Nea miró al Otro. Para simplificar, lo llamaremos Sap, aunque en
ese momento, para ella, era sólo eso: el Otro.
Eran otras sus facciones, otra su complexión y, sobre todo, otra su mirada. La
luz que había en los ojos de él, aun pareciéndose a la de los suyos, era
distinta. A ratos, parecía más fría y astuta. A ratos, más ardiente e infantil.
A falta de
sonidos que para ambos significaran lo mismo, tenían que arreglarse con eso.
A Nea le gustó lo que veía, a la vez
que la inquietaba. Y sintió que a él le ocurría igual.
Cuando Lía activa en la pantalla ese antiguo texto de 1998 del escritor Lorenzo Silva intenta imitar, sin conseguirlo, esas formas de mirar con luz de Sap que acaba de leer. Le parece un poder extraordinario de atención conjunta que ella jamás experimentó.
También le chifla ver secuencias de humanos bailando, haciéndose nudos con el pelo o sacando de sus dedos una flor.

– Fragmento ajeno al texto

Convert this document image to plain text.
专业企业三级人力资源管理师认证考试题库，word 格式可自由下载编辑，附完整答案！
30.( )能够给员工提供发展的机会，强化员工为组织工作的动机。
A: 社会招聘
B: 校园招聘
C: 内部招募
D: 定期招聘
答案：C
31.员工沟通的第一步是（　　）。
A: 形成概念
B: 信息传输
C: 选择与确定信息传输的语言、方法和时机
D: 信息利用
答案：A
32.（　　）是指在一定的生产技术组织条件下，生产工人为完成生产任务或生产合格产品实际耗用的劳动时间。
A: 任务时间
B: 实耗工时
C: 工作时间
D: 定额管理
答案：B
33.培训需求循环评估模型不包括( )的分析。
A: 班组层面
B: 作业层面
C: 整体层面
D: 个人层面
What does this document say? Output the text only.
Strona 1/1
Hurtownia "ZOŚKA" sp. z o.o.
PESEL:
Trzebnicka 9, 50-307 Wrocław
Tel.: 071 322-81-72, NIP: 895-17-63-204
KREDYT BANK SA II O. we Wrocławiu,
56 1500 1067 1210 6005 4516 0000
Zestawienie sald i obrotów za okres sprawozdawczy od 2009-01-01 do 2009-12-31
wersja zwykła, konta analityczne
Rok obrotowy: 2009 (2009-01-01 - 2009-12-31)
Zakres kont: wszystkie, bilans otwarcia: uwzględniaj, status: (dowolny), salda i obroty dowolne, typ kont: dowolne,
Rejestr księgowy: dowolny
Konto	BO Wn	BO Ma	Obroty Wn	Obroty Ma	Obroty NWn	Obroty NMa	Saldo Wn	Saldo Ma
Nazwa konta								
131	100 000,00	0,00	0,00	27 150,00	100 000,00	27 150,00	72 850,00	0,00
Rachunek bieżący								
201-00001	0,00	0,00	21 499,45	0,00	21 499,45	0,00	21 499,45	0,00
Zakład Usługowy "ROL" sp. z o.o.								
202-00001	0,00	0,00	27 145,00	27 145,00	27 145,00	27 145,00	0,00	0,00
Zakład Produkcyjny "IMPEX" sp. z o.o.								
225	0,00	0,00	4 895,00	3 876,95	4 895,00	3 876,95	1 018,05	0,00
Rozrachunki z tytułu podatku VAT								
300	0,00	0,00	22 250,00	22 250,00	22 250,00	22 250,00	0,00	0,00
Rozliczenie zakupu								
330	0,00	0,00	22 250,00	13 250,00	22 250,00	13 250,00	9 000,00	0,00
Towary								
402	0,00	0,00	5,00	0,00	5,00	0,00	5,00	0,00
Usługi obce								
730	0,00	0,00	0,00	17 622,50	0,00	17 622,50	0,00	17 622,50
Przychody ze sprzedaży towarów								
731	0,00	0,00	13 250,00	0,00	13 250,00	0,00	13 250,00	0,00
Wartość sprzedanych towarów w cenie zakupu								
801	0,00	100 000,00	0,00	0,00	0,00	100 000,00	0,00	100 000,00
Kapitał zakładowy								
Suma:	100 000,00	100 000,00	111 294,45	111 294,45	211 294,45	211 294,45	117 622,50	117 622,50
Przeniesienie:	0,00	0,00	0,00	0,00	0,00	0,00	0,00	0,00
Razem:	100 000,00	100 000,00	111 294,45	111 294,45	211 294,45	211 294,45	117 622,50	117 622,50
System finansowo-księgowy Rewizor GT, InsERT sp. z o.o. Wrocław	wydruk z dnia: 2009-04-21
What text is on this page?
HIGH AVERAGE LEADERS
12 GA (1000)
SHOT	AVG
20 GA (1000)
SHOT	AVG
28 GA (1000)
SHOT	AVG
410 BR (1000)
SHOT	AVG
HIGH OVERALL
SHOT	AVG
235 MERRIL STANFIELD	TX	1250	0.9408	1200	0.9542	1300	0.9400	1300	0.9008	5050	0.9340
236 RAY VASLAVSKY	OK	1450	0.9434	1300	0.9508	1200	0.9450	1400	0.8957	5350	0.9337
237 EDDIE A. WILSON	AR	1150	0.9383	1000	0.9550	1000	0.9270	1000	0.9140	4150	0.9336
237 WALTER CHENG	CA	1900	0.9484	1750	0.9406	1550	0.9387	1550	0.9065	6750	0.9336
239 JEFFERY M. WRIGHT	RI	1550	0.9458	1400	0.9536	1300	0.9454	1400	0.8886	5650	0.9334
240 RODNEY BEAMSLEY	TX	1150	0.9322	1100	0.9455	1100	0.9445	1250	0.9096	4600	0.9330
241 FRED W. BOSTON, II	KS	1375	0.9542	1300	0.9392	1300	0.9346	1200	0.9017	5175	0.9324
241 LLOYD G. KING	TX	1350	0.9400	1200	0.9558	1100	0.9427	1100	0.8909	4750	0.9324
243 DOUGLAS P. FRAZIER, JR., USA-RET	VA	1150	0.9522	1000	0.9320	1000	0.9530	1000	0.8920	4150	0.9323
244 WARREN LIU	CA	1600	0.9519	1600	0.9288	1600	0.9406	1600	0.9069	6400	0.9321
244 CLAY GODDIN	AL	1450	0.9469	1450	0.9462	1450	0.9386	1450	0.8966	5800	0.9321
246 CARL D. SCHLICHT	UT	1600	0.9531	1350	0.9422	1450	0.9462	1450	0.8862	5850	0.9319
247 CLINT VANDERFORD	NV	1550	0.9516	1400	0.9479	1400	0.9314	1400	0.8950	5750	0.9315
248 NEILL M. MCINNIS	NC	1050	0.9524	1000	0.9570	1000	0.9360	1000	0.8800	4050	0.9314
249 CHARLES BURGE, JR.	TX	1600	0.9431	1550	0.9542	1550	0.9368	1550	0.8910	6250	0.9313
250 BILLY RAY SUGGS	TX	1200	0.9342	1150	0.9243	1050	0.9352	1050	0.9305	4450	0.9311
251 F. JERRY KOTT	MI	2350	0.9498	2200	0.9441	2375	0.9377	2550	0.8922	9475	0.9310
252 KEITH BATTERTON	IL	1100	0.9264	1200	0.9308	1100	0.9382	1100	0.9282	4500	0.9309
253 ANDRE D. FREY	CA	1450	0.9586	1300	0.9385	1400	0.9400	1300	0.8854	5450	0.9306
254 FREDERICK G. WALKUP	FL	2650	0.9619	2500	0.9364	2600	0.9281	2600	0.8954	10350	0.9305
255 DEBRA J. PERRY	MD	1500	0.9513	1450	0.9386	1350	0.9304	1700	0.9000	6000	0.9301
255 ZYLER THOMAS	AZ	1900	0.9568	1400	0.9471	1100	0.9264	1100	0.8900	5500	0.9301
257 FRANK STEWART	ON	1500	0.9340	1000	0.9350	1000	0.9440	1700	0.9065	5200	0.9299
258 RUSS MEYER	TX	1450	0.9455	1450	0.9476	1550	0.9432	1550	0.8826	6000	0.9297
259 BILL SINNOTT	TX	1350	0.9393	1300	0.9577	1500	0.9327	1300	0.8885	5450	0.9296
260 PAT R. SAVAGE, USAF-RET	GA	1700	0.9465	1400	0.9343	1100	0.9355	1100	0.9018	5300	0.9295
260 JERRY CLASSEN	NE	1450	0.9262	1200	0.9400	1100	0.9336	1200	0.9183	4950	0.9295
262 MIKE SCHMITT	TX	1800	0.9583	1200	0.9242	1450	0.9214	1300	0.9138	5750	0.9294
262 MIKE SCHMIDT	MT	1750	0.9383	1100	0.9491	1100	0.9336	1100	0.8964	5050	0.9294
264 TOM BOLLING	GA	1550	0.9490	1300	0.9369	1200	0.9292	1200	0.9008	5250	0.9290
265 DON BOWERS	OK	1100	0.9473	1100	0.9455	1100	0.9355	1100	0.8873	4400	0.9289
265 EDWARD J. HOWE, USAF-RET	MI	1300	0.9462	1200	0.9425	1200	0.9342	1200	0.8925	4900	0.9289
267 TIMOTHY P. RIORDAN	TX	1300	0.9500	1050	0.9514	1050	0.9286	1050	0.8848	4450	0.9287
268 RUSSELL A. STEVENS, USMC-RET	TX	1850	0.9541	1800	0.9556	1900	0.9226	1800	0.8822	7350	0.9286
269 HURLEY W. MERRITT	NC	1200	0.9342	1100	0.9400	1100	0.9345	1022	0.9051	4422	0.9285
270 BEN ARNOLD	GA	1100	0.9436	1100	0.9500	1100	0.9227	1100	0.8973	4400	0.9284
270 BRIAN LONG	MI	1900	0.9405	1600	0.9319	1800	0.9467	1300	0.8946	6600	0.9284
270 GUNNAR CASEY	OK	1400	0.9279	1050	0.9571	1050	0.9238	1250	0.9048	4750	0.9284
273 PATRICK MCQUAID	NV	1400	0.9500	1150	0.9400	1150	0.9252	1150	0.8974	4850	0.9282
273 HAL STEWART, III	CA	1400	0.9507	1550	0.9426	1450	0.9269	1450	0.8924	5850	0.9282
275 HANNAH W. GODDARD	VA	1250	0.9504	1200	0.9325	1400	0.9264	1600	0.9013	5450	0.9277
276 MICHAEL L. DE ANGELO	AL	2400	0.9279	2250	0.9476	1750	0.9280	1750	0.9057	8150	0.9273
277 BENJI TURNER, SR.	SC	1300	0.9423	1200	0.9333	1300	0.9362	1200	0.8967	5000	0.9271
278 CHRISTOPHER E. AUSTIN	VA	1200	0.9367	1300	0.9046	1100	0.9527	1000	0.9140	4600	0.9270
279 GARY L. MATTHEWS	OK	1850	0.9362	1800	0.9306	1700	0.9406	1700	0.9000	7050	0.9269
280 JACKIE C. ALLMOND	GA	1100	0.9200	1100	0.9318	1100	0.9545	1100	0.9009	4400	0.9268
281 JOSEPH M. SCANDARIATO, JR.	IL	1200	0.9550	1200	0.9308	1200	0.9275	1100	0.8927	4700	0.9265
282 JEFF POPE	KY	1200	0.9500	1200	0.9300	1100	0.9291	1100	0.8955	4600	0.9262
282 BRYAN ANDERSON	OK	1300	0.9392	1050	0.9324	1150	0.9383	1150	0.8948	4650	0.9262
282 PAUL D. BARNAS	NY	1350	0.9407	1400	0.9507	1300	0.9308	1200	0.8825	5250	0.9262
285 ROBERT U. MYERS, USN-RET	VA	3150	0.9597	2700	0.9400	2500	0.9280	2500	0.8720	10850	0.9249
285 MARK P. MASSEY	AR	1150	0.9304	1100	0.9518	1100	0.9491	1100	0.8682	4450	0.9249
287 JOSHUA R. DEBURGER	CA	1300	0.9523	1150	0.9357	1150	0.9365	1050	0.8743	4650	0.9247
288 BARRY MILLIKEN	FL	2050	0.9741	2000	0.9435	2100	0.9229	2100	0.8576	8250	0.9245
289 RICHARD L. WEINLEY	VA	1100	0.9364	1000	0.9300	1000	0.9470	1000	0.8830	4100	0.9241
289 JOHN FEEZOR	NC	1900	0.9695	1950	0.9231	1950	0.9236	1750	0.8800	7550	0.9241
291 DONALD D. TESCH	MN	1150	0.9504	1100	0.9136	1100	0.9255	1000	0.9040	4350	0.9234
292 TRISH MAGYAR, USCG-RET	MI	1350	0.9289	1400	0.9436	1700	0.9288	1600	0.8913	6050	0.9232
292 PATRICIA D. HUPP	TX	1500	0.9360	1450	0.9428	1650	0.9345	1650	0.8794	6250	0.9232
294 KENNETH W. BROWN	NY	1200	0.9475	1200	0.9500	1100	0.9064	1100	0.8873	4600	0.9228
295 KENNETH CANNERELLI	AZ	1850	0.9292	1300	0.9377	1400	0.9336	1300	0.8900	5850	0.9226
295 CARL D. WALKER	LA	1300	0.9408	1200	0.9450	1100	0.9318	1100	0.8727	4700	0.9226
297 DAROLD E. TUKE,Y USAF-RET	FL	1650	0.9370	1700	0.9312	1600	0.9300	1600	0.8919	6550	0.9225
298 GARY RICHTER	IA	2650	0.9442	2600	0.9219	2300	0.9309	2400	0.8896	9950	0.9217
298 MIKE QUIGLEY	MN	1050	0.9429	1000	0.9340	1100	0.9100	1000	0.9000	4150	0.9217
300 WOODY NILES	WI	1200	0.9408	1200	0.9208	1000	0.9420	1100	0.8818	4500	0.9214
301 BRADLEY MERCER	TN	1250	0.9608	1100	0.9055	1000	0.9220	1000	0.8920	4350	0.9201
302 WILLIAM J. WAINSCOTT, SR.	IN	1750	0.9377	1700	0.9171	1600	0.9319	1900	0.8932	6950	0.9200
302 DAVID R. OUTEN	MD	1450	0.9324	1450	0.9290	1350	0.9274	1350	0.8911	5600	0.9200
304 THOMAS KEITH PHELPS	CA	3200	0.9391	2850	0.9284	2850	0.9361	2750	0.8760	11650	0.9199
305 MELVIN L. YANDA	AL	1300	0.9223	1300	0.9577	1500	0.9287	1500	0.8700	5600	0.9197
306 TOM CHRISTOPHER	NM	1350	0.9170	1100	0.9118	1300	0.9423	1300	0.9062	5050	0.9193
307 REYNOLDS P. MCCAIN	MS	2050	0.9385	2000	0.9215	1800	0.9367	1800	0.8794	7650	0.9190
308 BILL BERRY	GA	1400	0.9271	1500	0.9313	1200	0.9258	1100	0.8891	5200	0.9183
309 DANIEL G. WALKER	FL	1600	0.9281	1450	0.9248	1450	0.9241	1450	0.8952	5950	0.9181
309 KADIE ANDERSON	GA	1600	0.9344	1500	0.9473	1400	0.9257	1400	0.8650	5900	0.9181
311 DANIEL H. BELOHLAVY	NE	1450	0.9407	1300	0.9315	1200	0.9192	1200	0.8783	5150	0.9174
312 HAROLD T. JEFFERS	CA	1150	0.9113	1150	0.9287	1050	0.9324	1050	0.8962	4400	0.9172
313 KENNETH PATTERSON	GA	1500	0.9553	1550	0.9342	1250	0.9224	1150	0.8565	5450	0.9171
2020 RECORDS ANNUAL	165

Montones de gestos registrados al principio en su sistema pero que fueron eliminados hace ya tiempo, por “no mejorar la competitividad de su almacén de memoria”, le dijeron.
Pero Lía no desiste. Se ha propuesto indagar en todo aquello que en otras épocas llamaron creatividad. Y ha probado a desconfigurarse, dejándose activos solamente un lenguaje exclamativo y la función de dibujar.
Y sorpresivamente, ¡se ha puesto a tararear!